Plaza Oaxaca in Baltimore: Regional Oaxacan Food and Mezcal in Fells Point
Plaza Oaxaca is a sit-down restaurant in Fells Point that specializes in food and mezcal from Oaxaca, a southern Mexican state known for mole, tlayudas, and artisanal spirits. The kitchen focuses on dishes difficult to find elsewhere in Baltimore, prepared with ingredients sourced directly from Oaxaca when feasible. The space seats roughly 60 people across two rooms and operates as a full-service bar with a mezcal selection that outpaces typical Baltimore Mexican restaurants.
What you're eating
The menu centers on Oaxacan classics rather than the cheese-heavy, Americanized Mexican food common in Baltimore chain restaurants. Signature dishes include mole negro (a slow-cooked sauce built from chocolate, chiles, and spices), tlayudas (crispy corn tortillas topped with beans, cheese, and your choice of protein), and chapulines (grasshoppers, served as an appetizer). Chicken and beef are cooked simply to let the sauces carry the work. The kitchen also offers tamales, empanadas, and ceviches that rotate seasonally. Rice and beans appear as sides rather than filler. Vegetarian options include cheese-based dishes and bean preparations, though the menu is not vegetarian-heavy.
Prices range from $6 to $8 for appetizers like guacamole or chapulines, $14 to $18 for most entrees, and $8 to $12 for desserts including flan and chocolate-based plates. A main-course tlayuda or mole dish with a side typically runs $16 to $22 before drinks. These prices sit above casual Mexican takeout in Baltimore but below upscale dining; they reflect ingredient sourcing and kitchen technique rather than a premium location markup.
Mezcal and drinks
The bar stocks roughly 40 mezcals, including bottles from small Oaxacan producers unavailable in most Baltimore liquor stores. Most mezcals are served neat, poured to order, and priced between $8 and $16 per pour depending on age and rarity. The bartender can explain the differences between mezcal and tequila and guide you toward bottles matching your tolerance for smoke and funk. The restaurant also serves margaritas, palomas, and Mexican beer. Wine and non-mezcal spirits are available but secondary to the mezcal program.
This depth distinguishes Plaza Oaxaca from Fells Point competitors like Taco Bamba, which emphasizes speed and volume, or Loco Hombre, which leans toward party atmosphere and standard margaritas. If you want to learn mezcal or taste bottles you cannot find elsewhere in the city, Plaza Oaxaca is the more purposeful choice.
How it compares
Baltimore has a handful of sit-down Mexican restaurants, but most center on broader Mexican cuisine or Yucatecan food. Chupacabra in Canton serves regional Mexican food in a louder, more social setting; it's better for group celebration than for focused eating. Pupatella, also in Fells Point, focuses on wood-fired pizza with Mexican toppings rather than Oaxacan food. If you want mole, tlayudas, and Oaxacan preparation techniques specifically, Plaza Oaxaca has little competition in the city. If you prioritize loud bar energy and cocktails over food quality, Taco Bamba is the faster, cheaper alternative.
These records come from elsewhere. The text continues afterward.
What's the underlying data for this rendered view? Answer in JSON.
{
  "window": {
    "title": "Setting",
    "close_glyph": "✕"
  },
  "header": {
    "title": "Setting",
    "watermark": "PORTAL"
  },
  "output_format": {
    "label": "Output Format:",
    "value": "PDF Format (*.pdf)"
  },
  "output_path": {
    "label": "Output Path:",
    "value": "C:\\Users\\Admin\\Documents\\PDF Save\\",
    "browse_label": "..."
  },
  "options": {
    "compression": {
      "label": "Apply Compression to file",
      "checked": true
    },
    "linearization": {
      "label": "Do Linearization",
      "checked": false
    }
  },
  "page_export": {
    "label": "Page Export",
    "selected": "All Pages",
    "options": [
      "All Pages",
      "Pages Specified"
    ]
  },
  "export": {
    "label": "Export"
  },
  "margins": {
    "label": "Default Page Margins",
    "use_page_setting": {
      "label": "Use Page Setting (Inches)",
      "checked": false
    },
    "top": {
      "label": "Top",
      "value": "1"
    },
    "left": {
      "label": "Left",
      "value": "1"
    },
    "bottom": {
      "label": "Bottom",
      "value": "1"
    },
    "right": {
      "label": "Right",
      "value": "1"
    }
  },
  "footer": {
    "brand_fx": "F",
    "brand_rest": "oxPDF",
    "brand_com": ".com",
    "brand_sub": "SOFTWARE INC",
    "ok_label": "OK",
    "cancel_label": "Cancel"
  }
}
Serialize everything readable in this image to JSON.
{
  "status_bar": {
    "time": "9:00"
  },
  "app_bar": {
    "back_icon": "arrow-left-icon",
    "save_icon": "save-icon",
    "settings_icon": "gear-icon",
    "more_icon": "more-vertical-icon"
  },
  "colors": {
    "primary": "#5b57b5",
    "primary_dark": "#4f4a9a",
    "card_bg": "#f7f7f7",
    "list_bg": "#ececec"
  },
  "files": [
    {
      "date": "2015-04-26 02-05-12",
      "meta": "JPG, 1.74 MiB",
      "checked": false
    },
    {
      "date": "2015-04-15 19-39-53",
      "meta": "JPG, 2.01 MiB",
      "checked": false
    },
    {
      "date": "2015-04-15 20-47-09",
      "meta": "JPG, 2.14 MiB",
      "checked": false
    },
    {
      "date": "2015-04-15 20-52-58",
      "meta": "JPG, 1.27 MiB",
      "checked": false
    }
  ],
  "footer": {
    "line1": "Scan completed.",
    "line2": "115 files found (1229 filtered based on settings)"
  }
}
If regional knowledge and mezcal depth matter to you, Plaza Oaxaca is the only serious option.
Who should go, and who should not
Go if you want to eat regional Mexican food you cannot make at home, enjoy mezcal or are curious about it, or prefer a quieter meal over happy-hour noise. Go if you're willing to spend time reading menu descriptions or asking questions about sourcing. Do not go if you're on a tight budget, want the fastest service, or prefer familiar flavors (cheese quesadillas, fajitas). Do not go if loud groups bother you on weekend nights; the bar side fills with diners and the sound carries into the dining area.
What to expect on your first visit
Arrive with 10 to 15 minutes of patience for seating if you visit without a reservation on Friday or Saturday. The host will seat you in one of two rooms; ask for a table near the bar if you want to watch the bartender pour mezcal or order at the counter. Start with an appetizer like guacamole or chapulines to understand the kitchen's approach, then order a main dish. If you don't know mezcal, ask the bartender for a pour in the $10 to $12 range and a description; avoid picking by price alone. The meal typically takes 90 minutes, not 45. Service is knowledgeable but can slow during packed nights.
Hours, parking, and logistics
Plaza Oaxaca opens at 5 p.m. Tuesday through Sunday and closes at 11 p.m. weeknights and midnight Friday and Saturday. It is closed Mondays. The restaurant sits on a block in Fells Point with metered street parking; the neighborhood garage is two blocks away. No private lot. Reservations are accepted via phone and fill most weekend evenings; walk-ins wait 20 to 30 minutes on busy nights.
Plaza Oaxaca fills a gap in Baltimore's Mexican food landscape by treating Oaxacan cuisine as worthy of depth rather than speed, and by building a mezcal program around education instead of novelty.